## Dynamic analysis |

OrcaFlex offers two approaches to dynamic analysis: frequency domain and time domain.

Frequency domain analysis is linear. Any nonlinearites present are approximated to be linear by the frequency domain solver in a process known as linearisation.

The frequency domain solver uses the result of the static analysis as the system's configuration at which to generate linear transfer functions that map the underlying stochastic environmental (e.g. the wave elevation) or loading process to the system's response process. Because the system is defined by its static state, frequency domain analysis is not appropriate for analysing time-varying operations.

These linear transfer functions are used to calculate the system's response at each frequency of interest. The linearisation of the quadratic viscous drag load requires this process to be conducted iteratively until a converged solution is found.

The frequency domain solver can be used to solve at either **wave frequency** or **low frequency** solution frequencies.

Because of the stochastic nature of frequency domain analysis, the primary results output are statistics and spectral density. It is also possible to synthesise time histories from the frequency domain solution, although this is primarily intended for qualitative inspection of the result.

Frequency domain analysis can be considerably more efficient than time domain analysis. However, because of the constraints on the linearity and time-invariance of the system, frequency domain analysis is more limited in its applicability.

Time domain analysis is fully nonlinear. Mass, damping, stiffness, loading etc. are evaluated at each time step, taking into account the instantaneous, time-varying geometry. Two time domain integration schemes are available: implicit and explicit.

Both integration schemes use numerical time-stepping algorithms to solve the equations of motion in the time domain. The dynamic simulation uses the static analysis as its initial configuration and time then evolves forward from there. For time domain analysis, the primary results output are time histories of response variables.

The period of simulation is defined as a number of consecutive stages, the durations of which are specified in the data. Various controlling aspects of the model can be set on a stage-by-stage basis, for example the way winches are controlled, the velocities and rates of turn of vessels and the releasing of lines, constraints, links and winches. This allows quite complex operational sequences to be modelled.

Before the main simulation stage(s) there is usually a **build-up** stage, during which wave and vessel motions are smoothly ramped up from zero to their full size. This gives a gentle start to the simulation and helps reduce the transients that are generated by the change from the static position to full dynamic motion. This build-up stage is usually numbered 0, and its length should normally be set to at least one wave. The ramping period can be controlled precisely by setting the ramp start time and ramp finish time on the general data form. The remaining stages, usually numbered 1, 2, 3, … are intended as the main stages of analysis.

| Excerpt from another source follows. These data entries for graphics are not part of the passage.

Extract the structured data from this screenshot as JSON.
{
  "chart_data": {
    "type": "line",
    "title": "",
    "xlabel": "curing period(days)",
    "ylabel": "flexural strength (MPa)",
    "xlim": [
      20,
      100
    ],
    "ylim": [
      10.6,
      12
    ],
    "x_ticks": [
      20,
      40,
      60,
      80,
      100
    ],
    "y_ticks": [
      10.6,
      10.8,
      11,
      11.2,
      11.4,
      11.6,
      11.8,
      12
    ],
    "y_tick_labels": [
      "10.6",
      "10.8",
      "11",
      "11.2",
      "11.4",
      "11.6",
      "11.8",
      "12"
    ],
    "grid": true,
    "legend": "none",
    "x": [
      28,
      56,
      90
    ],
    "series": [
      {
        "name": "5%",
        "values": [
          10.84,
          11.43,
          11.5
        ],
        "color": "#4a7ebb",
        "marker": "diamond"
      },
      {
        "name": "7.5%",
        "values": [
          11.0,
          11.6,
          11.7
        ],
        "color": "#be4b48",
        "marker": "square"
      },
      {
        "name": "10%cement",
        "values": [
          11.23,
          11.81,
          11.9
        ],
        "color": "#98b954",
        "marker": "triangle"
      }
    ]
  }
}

Time is measured in OrcaFlex in seconds. To allow you to time-shift one aspect of the model relative to the others, different parts of the OrcaFlex model have their own user-specified time origins. See the diagram below.

For example, simulation time is measured relative to the simulation time origin, which is specified on the wave page on the environment data form. The simulation time origin, $t=0$, is usually at the end of the build-up stage, so negative simulation time is the build-up stage and the remaining stages are in positive simulation time. The figure below shows a simulation using a build-up of 10 seconds, followed by two stages of 15 seconds each.

Each wave train also has its own time origin, and similarly for time-varying and full field wind and any time history data that you use. All of these time origins are defined relative to the global time origin, so if necessary you can use the time origins to time-shift one aspect of the model relative to the others. The global time origin itself is not user-specified: since everything is relative to it, it is entirely arbitrary.

By default all of the time origins are zero, so all of the time frames coincide with global time. For most cases this simple situation is all you need, but you might, for example, want to arrange that a wave crest, or a particularly large wave in a random sea, arrives at your vessel at a particular point in the simulation. If you use the view profile facility and find that the wave arrives at the vessel at global time 2590s, then you can arrange that this occurs at simulation time 10s (i.e. 10 seconds into stage 1) by either

- setting the simulation time origin to 2580, or
- setting the wave train time origin to -2580.

The former shifts the simulation forwards to when the wave occurs, whereas the latter shifts the wave back to the period the simulation covers.